In Graves’s defense, he wasn’t the one setting policy. The Special Activities Center executed orders that came from higher up the food chain—usually from the country’s political leadership—and what was distasteful on a tactical level was often necessary on a strategic level. While Graves’s methods were often harsh, he was exceedingly good at what he did. He’d pointed out that Jake’s mission was only one small piece of the larger national security puzzle and that Special Activities would lose its effectiveness altogether if every field operative second-guessed his orders.

It had become heated.

Jake had countered that the end didn’t always justify the means—especially when innocent lives hung in the balance, as they had in Africa, but Graves had insisted that Jake ignore the collateral damage and focus on the long-term goals.

It had ended with Graves, and a few people Jake trusted, telling him to take some time off and think about whether he still wanted to be part of the Special Activities Center. The trip to Courchevel was supposed to be the first week of a one-month leave of absence.

“I haven’t made a decision,” Jake said.

“One foot in and one foot out doesn’t work for me.”

“Don’t lecture me, Ted. I’ve sacrificed everything for this job.”

And while Jake loved what he did, it had cost him a great deal. Orphaned at fourteen after the deaths of his parents, he’d spent the next fourteen years rebuilding his life—only to have it all taken away during his first mission in the field. A foreign government had framed him for murder in an effort to discredit him and cut off CIA support. When it was over, Ted Graves had forced Jake to have plastic surgery, change his identity, and cut contact with everyone he’d ever known. At twenty-eight years old, Jake had started over in a career he couldn’t discuss, traveling to the most dangerous places on earth, and routinely being placed in kill or be killed situations. It had sucked the joy from his life and left him very much alone.

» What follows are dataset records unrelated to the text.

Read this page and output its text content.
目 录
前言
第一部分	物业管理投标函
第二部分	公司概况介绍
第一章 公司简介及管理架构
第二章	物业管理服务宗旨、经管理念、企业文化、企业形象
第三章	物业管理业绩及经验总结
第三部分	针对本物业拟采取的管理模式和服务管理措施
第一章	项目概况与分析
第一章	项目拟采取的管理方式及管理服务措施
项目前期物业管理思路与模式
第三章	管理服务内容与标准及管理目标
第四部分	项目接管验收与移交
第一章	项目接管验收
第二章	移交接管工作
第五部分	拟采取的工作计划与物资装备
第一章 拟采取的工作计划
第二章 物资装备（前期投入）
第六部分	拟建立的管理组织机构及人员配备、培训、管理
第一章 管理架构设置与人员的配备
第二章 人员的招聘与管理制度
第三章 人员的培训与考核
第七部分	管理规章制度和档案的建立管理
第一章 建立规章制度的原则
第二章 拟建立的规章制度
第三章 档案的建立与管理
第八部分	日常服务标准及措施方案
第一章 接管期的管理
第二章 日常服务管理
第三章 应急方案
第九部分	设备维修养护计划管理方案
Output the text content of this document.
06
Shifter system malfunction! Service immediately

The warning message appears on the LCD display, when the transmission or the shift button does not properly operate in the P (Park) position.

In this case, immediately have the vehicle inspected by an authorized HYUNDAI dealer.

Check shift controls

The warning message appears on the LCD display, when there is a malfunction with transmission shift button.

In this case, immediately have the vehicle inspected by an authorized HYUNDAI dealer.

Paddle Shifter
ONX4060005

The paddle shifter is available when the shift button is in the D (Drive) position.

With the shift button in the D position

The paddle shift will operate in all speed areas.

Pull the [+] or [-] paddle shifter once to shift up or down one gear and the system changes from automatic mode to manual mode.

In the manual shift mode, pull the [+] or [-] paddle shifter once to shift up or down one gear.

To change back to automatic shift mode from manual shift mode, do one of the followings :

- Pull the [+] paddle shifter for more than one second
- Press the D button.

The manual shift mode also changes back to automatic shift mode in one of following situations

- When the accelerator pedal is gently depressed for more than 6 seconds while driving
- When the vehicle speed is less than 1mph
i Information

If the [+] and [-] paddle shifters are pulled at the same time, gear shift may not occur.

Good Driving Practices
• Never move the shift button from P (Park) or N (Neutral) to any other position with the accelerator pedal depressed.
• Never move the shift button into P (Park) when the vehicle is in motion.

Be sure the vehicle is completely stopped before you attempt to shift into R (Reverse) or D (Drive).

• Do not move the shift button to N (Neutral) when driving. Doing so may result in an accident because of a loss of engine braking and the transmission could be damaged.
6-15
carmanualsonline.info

“People like us aren’t meant to lead normal lives,” Graves said without a hint of empathy.

“Jake,” interjected Kirby, “tell me about the crash.”

Like he’d flipped a switch, Jake ceased glaring at Graves and smiled at Kirby.

“I don’t remember it. We were flying straight and level through a valley and the next thing I knew I was being winched into a rescue helicopter, strapped to a litter, and thinking I was paralyzed. The French doctors say I have post-traumatic amnesia.”

“What about the weather?” asked the former aviator.

“Clear skies, no turbulence.”

“Any indications of mechanical malfunction?”

“Zero,” said Jake.

Kirby frowned. “Ted, we should look into this.”

“Let’s see what the French come up with before we kick the hornet’s nest,” said Graves. He glanced at his watch. “I’ve got another meeting upstairs.”

Jake scowled. He’d had flown in from Europe for the five-minute meeting. Graves wasn’t into face time or demeaning his subordinates— everything the man did was measured and planned—which meant that he’d summoned Jake across the pond for another reason, something as yet unspoken. Graves walked around the table, put his hand on Jake’s shoulder, and looked him over from head to toe.

“Crazy stuff, that plane crash. I can’t believe you survived.”

Jake shrugged.

“Do me a favor,” Graves continued. “Check in with me here every few days. I want to know the second that ‘amnesia’ of yours clears up.”